To them, the hard-throwing right-hander from UCLA will develop

into a major league ace – something the franchise hasn’t

consistently had for years.

Despite Cole having his worst statistical season of his three

years at UCLA, Pittsburgh selected him with the first pick of the

baseball draft Monday night, adding another power arm to a system

that’s been infused with a much-needed jolt during the last 12

months.

”Scouting is about projection,” Pirates general manager Neal

Huntington said. ”It’s about looking into the future and

understanding what we believe a player will be in two, four, six,

eight, 10 years from now. The performance this year goes into it,

but ultimately he’s a big, strong right-hander with quality stuff

and quality competitiveness.

Cole was a freshman All-American at UCLA after not signing with

the Yankees, who took him 28th overall out of high school in 2008.

He went 6-8 with a 3.31 ERA this year, but his stuff was too good

for the Pirates to pass up.

”He was the guy we believe can make the biggest impact in our

organization,” Huntington said.

Former Pittsburgh general manager Dave Littlefield said after

the first round of the draft in 2002 that No. 1 overall pick Bryan

Bullington projected out to be ”a No. 3 starter” in the major

leagues.

Cole – by the numbers, at least – was the No. 3 starter for UCLA

this season.
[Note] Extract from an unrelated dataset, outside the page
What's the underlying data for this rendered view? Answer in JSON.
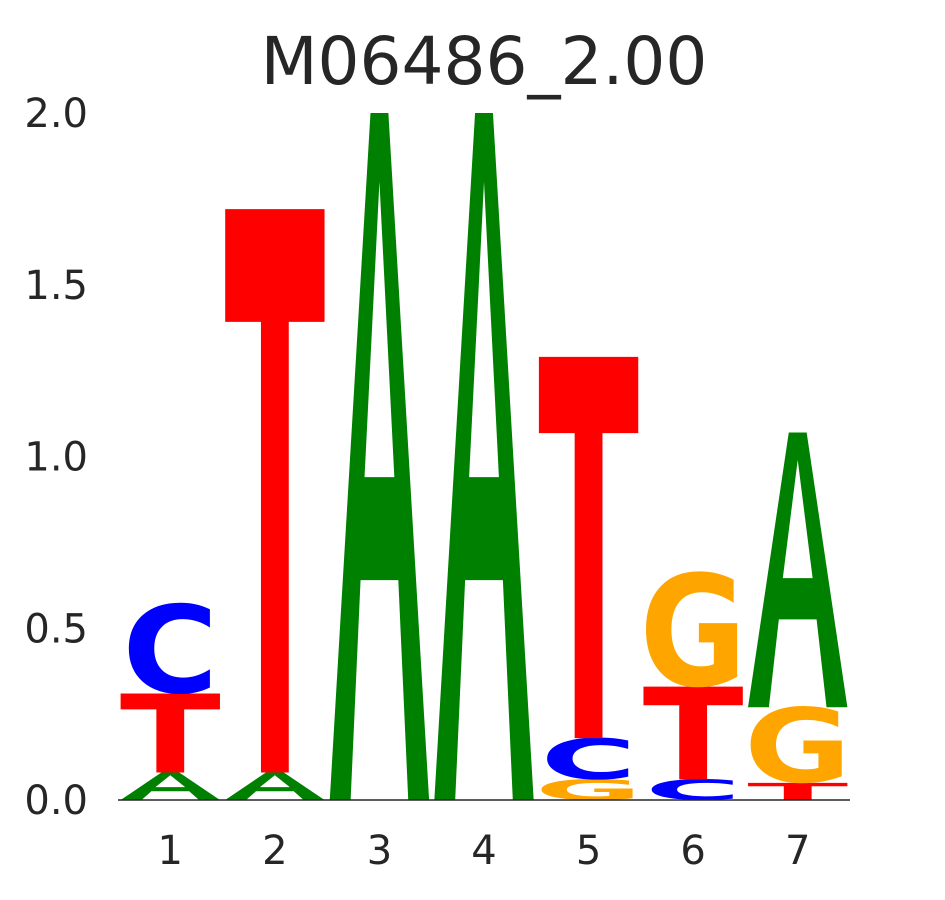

Teammate Trevor Bauer had a far superior statistical

season (13-2, 1.25 ERA, 203 strikeouts, .154 batting average

against) and went third to Arizona. Freshman right-hander Adam

Plutko also had a better ERA and batting average against than

Cole.

But when you consistently throw into the upper-90s – nudging 100

and rarely dropping below 95, even in the later innings of starts –

that type of potential excites teams.

”Looking at Gerrit, he has the physical size and tools,”

Pirates scouting director Greg Smith said. ”But not only do you

need to have the weapons, you have to be able to harness that

moving forward. Gerrit has the mentality, the makeup, the

competitiveness, a lot of the ingredients that make up a quality

starting pitcher down the road.”

Cole called Bauer after his teammate was drafted, and the two

congratulated each other. Bauer likely improved his draft stock

based on his numbers; with Cole, it was more about the raw skills

and a delivery that is thought to lead to durability.

”Obviously, this year wasn’t up to my standards, but I tried to

not think about it,” Cole said. ”I just control what I can

control and let the teams do their evaluation.”

This is the fourth time in 25 years the Pirates selected No. 1

overall. The results from their previous three attempts ranged from

the mediocre – third baseman Jeff King in 1986 and pitcher Kris

Benson 10 years later – to the full-out bust (Bullington).

In the months leading to the draft, there was no clear-cut No. 1

overall pick, with Cole, Rice third baseman Anthony Rendon was

considered a potential No. 1 pick, as were University of Virginia

left-hander Danny Hultzen and Kansas high school outfielder Bubba

Starling all being mentioned.

”We walked through a handful of players in all four quadrants

of the board,” Huntington said, referring to college and high

school pitching and position players. ”And at the end of the day,

our guys felt very strongly about Gerrit, and that’s the direction

we went.”

Pittsburgh is mired in a North American major professional

sports record 18 consecutive losing seasons and without a Cy Young

winner since 1990. This is the fourth draft under the regime of

team president Frank Coonelly, Huntington and the Nutting family as

the team’s majority owner.

Breaking with its history to that point, Pittsburgh has been a

big spender lately in the draft. Cole is represented by Scott

Boras. When the Pirates drafted Vanderbilt third baseman Pedro

Alvarez second overall in 2008, negotiations got contentious, with

Boras and Coonelly exchanging verbal barbs.

”Signability is an issue with every player that comes off the

board in the first round,” Huntington said. ”We’re going to work

hard and we’re going to fight to find a common ground that makes

sense for both sides. We believe at the end of the day we’ll get a

deal done.”

Last season, the Pirates gave No. 2 overall pick Jameson Taillon

a $6.5 million bonus and fellow right-hander Stetson Allie, their

second-round pick. They also paid $2.6 million to secure

16-year-old Mexican right-hander Luis Heredia last summer.

”I’m going to let Pittsburgh and their guys do their

evaluations,” Cole said. ”Obviously, you want the business side

of things go as smoothly as possible, but I understand the business

side after having gone through it once already, so I feel like I’m

prepared.

”We have to take care of business throughout the summer, and it

will probably eventually take care of itself.”